Imagine that a friend of yours would like to play a game. Your friend writes down two different numbers on two separate slips which you cannot spot. Afterwards you are allowed to choose one of the slips and read the number written on it. The game’s goal is to make a rough guess on the value of the second number. You think there is a 50:50 chance for guessing correctly? Although you may not believe it: The probability for a success is definitely higher when you apply the following strategy!

### A surprising strategy

The first step of the strategy is making up a random number M. If M  is greater than the known first number, then guess that the second number is also greater than the first number. If M  is less than the first number, then guess that the second number is less than the first number too. “And how does this help with the probability?”, you may ask. Imagine we knew the second number. With the first number F and the second number S we obtain 6 constellations arranged in 3 cases as illustrated below. There are 6 constellations with 3 positions which can be taken by M. Only in two out of six you lose!

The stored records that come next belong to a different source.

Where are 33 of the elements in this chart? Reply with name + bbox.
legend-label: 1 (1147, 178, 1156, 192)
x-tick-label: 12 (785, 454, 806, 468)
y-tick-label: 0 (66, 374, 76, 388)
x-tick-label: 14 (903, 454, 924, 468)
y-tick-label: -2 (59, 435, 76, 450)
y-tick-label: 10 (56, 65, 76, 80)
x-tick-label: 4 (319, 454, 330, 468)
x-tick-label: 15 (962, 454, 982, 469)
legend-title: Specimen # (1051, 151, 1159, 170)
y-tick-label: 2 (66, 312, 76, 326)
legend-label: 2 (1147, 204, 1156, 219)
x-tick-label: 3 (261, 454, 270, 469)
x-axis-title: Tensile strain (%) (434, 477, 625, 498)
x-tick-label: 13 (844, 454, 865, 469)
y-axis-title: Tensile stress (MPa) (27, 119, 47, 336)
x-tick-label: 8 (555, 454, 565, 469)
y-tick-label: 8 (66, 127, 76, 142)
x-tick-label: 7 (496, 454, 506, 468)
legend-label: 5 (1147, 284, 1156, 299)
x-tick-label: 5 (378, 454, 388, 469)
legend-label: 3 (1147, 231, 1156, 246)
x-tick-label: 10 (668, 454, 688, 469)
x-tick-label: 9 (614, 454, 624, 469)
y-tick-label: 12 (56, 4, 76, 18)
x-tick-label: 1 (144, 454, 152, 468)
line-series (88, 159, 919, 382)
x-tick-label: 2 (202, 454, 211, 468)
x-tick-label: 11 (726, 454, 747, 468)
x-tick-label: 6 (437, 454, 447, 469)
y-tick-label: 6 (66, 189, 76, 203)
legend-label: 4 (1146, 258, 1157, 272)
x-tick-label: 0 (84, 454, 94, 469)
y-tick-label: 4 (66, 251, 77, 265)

As you can see, we only face a 50:50 chance in case 1 and case 2. This is due to the possibility of giving a wrong guess here. However, in case 3 there is no such option. You will always win as long as your number gets between the known number F and the unknown number S. So the chance of winning has to be greater than 50% when considering all three cases!

Let P1, P2, P3 denote the probabilities that case 1, 2 and 3 occur. Since P1+P2+P3=1 we can express the probability of a successful guess PS in a mathematical manner. $P_{S}=0.5 \times P_{1} + 0.5 \times P_{2} + P_{3}=0.5 \times (1-P_{2}-P_{3})+ 0.5 \times P_{2} + P_{3}=0.5+0.5 \times P_{3}$

Even from a mathematician’s point of view, the success probability is higher than 0.5 because P3 can only be positive 😉